Samir Aït Saïd au pied du podium de la finale des Championnats du monde aux anneaux à Montréal

Samir Aït Saïd, le 7 octobre 2017 à l' Olympic Stadium de Montréal, au Canada. / © MINAS PANAGIOTAKIS / GETTY IMAGES NORTH AMERICA / AFP
Samir Aït Saïd, le 7 octobre 2017 à l' Olympic Stadium de Montréal, au Canada. / © MINAS PANAGIOTAKIS / GETTY IMAGES NORTH AMERICA / AFP

L'Antibois manque la médaille de bronze pour huit millièmes de point. Une déception, mais un exploit après sa double fracture tibia péroné aux JO de Rio en août 2016.

Par C.L AVEC L'AFP

Il est de retour au plus au niveau.
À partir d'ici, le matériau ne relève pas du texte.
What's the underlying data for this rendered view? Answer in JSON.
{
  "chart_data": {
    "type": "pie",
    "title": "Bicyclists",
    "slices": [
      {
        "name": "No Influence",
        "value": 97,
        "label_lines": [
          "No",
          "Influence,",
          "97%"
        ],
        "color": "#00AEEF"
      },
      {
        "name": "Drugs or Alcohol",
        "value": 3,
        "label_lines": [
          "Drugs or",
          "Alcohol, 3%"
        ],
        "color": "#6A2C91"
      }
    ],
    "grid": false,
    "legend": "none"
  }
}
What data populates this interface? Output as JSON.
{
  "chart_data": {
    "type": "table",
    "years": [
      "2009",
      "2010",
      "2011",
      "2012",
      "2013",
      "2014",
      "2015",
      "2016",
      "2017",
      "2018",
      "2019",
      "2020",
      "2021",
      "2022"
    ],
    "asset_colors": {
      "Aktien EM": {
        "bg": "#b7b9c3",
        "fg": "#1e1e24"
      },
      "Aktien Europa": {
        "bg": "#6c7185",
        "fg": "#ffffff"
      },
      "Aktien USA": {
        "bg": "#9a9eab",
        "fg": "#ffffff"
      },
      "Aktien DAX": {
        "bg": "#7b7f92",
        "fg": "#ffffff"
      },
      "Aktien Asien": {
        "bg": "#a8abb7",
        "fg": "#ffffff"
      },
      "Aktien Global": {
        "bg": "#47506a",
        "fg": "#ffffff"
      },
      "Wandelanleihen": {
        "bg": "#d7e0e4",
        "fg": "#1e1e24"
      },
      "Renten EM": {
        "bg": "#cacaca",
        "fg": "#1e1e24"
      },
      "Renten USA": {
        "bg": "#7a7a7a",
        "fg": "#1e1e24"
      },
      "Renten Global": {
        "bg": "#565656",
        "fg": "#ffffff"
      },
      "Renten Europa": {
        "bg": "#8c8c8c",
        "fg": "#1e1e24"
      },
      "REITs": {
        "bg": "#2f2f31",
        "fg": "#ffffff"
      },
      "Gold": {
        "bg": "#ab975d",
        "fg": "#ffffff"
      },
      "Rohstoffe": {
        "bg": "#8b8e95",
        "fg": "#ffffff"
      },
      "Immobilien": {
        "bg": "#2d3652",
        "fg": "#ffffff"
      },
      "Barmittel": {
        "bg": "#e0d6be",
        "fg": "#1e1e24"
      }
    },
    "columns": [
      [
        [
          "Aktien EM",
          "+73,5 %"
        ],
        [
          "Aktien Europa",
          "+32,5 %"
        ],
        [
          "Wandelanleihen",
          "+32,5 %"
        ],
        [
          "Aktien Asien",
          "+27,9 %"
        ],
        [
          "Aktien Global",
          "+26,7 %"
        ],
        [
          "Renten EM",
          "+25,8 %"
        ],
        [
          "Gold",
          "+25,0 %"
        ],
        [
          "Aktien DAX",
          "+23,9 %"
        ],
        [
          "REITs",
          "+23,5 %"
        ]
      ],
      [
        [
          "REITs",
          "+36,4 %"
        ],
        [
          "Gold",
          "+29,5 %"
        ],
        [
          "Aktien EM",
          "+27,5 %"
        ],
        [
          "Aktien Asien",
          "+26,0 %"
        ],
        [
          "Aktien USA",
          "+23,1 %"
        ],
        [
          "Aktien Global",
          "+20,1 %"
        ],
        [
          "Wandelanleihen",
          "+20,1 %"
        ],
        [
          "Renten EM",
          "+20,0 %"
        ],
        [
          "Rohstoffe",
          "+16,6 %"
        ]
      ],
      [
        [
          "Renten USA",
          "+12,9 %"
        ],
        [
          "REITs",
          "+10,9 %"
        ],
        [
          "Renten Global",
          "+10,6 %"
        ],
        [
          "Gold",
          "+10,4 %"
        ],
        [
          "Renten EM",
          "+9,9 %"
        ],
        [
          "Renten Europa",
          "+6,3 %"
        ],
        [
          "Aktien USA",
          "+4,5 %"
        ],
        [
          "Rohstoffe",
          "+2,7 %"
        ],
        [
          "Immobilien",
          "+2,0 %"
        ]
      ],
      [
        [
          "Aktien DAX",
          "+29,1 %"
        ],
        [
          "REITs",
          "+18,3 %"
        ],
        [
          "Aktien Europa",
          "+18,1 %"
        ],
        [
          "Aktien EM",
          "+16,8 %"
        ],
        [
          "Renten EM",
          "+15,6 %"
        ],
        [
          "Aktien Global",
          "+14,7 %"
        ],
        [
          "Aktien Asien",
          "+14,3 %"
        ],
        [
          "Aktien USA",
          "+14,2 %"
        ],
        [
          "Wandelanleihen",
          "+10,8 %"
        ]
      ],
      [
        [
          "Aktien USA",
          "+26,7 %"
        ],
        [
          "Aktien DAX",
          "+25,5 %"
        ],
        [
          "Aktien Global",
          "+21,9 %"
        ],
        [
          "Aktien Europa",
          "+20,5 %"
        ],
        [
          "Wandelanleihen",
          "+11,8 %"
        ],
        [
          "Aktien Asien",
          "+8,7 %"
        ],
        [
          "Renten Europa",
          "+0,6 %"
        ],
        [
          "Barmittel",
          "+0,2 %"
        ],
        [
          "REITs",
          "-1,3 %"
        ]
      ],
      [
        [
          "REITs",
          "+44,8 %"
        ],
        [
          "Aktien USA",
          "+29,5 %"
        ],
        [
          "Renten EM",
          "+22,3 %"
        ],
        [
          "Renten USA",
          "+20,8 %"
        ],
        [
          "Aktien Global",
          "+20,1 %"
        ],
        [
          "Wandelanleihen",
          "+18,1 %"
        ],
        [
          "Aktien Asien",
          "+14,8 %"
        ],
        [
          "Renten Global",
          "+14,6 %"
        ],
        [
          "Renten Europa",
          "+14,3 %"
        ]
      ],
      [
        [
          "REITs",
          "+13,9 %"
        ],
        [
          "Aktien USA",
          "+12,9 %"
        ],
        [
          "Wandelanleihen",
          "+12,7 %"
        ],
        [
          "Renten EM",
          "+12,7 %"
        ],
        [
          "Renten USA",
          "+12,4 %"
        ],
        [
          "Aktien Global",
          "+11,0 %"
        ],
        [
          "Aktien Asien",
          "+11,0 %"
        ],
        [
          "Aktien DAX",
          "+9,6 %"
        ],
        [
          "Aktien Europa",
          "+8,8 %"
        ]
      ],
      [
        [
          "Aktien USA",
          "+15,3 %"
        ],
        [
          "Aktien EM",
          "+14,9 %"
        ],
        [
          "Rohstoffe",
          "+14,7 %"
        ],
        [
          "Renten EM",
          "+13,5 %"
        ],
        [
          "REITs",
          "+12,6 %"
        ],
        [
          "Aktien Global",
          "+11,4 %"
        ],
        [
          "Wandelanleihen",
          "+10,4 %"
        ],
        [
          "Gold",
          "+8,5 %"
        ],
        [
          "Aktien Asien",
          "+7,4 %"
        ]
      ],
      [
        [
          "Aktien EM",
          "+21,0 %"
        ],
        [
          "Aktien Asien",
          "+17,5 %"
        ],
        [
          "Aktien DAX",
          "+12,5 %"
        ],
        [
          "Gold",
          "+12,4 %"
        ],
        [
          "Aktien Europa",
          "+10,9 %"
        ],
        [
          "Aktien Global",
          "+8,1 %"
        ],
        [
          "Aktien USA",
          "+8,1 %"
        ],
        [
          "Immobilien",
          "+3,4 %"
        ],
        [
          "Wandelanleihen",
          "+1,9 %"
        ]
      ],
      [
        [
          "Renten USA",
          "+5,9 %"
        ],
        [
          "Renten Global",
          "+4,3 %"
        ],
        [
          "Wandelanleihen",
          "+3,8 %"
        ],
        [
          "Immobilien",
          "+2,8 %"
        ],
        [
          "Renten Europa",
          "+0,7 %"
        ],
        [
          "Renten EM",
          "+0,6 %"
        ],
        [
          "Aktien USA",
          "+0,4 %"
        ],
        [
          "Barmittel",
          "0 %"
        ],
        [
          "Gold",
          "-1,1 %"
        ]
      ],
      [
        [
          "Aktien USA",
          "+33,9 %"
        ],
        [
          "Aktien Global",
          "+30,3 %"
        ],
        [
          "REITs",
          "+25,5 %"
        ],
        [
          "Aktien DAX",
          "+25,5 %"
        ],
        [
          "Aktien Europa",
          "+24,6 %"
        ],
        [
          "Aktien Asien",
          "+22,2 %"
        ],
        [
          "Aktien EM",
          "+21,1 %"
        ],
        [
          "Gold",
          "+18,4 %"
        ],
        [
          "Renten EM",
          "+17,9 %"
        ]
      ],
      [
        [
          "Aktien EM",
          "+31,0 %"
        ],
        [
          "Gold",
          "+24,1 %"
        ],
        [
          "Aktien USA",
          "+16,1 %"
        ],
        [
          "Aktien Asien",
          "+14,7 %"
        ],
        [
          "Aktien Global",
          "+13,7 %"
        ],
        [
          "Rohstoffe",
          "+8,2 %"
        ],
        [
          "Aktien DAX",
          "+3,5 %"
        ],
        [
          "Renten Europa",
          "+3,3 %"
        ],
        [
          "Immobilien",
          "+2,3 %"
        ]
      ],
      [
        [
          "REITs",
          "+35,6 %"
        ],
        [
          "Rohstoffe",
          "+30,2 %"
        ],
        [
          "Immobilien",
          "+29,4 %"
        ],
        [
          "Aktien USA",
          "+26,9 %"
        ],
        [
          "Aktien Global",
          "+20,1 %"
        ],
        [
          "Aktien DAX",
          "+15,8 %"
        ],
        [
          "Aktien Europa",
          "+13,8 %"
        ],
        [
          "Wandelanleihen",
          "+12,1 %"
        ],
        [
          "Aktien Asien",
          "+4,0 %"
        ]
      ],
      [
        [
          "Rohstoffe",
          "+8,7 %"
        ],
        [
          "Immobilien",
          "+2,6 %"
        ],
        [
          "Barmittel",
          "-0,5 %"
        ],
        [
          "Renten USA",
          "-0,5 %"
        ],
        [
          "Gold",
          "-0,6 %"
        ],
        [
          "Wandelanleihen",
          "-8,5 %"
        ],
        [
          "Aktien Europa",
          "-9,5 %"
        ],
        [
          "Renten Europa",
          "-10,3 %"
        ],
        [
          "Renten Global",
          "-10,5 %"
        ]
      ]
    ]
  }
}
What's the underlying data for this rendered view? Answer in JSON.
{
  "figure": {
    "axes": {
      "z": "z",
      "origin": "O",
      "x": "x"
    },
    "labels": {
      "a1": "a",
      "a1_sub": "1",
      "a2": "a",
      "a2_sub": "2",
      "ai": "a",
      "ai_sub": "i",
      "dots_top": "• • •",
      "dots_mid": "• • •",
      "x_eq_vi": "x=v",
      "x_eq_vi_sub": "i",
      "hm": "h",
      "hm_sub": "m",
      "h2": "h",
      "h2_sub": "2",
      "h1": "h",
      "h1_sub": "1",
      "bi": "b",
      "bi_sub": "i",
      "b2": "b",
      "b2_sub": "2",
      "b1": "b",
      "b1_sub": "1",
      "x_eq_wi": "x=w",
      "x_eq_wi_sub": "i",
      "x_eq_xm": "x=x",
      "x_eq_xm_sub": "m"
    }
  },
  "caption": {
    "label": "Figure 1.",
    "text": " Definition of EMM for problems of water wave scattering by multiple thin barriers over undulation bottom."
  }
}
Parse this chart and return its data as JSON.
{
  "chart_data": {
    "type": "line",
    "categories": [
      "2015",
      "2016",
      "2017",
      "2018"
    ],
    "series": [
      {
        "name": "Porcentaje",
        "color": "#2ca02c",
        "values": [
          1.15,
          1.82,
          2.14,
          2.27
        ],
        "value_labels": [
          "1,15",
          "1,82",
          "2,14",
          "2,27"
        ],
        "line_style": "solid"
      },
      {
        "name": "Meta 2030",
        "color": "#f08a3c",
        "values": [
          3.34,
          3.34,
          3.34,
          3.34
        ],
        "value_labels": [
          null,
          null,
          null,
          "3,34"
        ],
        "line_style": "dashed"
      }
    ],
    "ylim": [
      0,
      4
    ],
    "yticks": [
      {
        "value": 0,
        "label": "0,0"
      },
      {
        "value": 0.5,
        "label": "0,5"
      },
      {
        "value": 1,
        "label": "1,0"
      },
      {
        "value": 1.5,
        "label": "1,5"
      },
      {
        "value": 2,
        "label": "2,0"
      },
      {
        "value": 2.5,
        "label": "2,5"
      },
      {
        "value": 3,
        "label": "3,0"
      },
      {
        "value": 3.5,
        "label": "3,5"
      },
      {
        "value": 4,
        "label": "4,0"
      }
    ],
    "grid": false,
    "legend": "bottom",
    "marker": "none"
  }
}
Mais il est déçu, forcément.
Quatorze mois après une  terrible blessure aux J.O de Rio ( il avait été victime d'une double fracture tibia-péroné après une mauvaise réception au saut de cheval.), après de longs mois de rééducation, l'Antibois Samir Aït Saïd a bien failli décroché une médaille de bronze aux anneaux, aux Mondiaux de gymnastique artistique de Montréal.  


Au pied du podium


Avec une note de 15,258, Aït Saïd finit 4è et échoue à huit millièmes de point du bronze, juste derrière le Chinois Liu Yang (15,266), tandis que le titre est revenu au Grec Eleftherios Petrounias (15,433), champion olympique et mondial en titre de la discipline, qui a devancé le Russe Denis Abliazin (15,333).



Déjà quatrième aux anneaux aux Mondiaux de Glasgow en 2015, Aït Saïd n'a pas caché son amertume.

C'est frustrant de se retrouver encore une fois au pied du podium, mais c'est le jeu, c'est la compétition", a-t-il confié . Il faut accepter, il n'y a rien d'autre à faire ou à dire à part de continuer le travail.
 


 

Un mec de défis pour son entraîneur


Malgré la déception, Aït Saïd mesurait le chemin accompli ces derniers mois. Le champion d'Europe 2013 des anneaux est seulement revenu à la compétition en septembre lors de l'étape de la Coupe du monde à Bercy, qu'il a terminée deuxième derrière Petrounias.
Son entraîneur Rodolphe Bouché a reconnu que, depuis juin, Aït Said a "charbonné le matin, l'après-midi et même le soir" pour retrouver volume et intensité physique. "C'est un mec de défis", a déclaré Bouché. "Seul le plus dur l'intéresse."



Les J.O et une médaile d'or en ligne de mire



Le concours à peine fini, le clan Aït Saïd avait déjà les yeux tournés vers le prochain objectif du gymnaste de 27 ans, sans doute l'ultime défi de sa carrière.
"Ce qui trotte dans nos têtes, c'est les JO de Tokyo en 2020, a confié Bouché. "Samir veut être présent, il veut aller chercher la médaille d'or."